Pensava assim quando com um sorriso me ocorreu a história do gato Pias.
Aprendi-a recentemente, mas não a esquecerei por certo.
Expulso de uma ilha grega onde habitava respondeu a quem incrédulo lhe perguntou: (vendo-o sem malas nem embrulhos) - então partes sem bagagem?
“Omnia mea mecum porto” (levo tudo comigo) respondeu sensatamente o gato.
Todos levaremos tudo connosco quando partirmos de vez.

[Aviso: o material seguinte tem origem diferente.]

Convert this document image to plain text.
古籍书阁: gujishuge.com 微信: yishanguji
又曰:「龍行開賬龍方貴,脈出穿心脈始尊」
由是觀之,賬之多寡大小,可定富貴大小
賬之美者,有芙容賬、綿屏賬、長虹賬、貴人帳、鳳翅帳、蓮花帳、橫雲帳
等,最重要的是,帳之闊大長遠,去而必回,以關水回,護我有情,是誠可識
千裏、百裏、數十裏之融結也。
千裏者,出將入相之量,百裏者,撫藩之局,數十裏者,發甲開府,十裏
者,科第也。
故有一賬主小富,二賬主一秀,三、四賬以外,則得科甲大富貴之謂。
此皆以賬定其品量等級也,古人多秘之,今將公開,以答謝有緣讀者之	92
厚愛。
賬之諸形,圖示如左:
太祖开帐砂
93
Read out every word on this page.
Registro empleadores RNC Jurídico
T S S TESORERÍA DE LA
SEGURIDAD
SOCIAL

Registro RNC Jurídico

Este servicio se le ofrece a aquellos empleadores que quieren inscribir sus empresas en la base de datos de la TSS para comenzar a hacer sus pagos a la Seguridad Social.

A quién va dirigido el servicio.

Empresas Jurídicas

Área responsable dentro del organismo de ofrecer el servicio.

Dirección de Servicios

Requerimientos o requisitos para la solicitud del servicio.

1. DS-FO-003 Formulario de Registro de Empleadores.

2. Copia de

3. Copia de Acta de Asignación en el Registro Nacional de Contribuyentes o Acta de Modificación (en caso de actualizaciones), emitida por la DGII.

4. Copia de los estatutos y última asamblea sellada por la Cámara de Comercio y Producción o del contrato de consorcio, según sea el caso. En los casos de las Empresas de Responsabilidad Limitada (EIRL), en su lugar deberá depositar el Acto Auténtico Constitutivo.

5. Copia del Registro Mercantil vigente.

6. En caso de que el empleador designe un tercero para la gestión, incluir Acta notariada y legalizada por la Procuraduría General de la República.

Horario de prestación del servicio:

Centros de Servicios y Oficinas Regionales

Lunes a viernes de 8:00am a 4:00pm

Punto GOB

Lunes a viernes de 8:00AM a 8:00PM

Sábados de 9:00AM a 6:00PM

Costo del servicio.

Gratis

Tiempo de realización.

E, tal como o gato, não precisaremos nem de malas nem de relatórios, medalhas, condecorações, ou álbuns de fotografias das “maravilhas”que tivermos erguido neste mundo.
Apenas e sem hipótese alguma de escamotear – quaisquer que tenham sido os resultados – espectaculares ou nefastos – as nossas mais secretas intenções estarão sem disfarce possível como nossa única bagagem.
Levo tudo comigo – trazemos tudo connosco.
Omnia mea mecum porto.
Quer em latim, quer traduzida, a frase é curta – vale a pena fixá-la e
Meditá-la.
Vale mesmo a pena.
de Maria José Rijo
(in Jornal Linhas de Elvas
Nº 2.555 de 12/5/00
Conversas Soltas)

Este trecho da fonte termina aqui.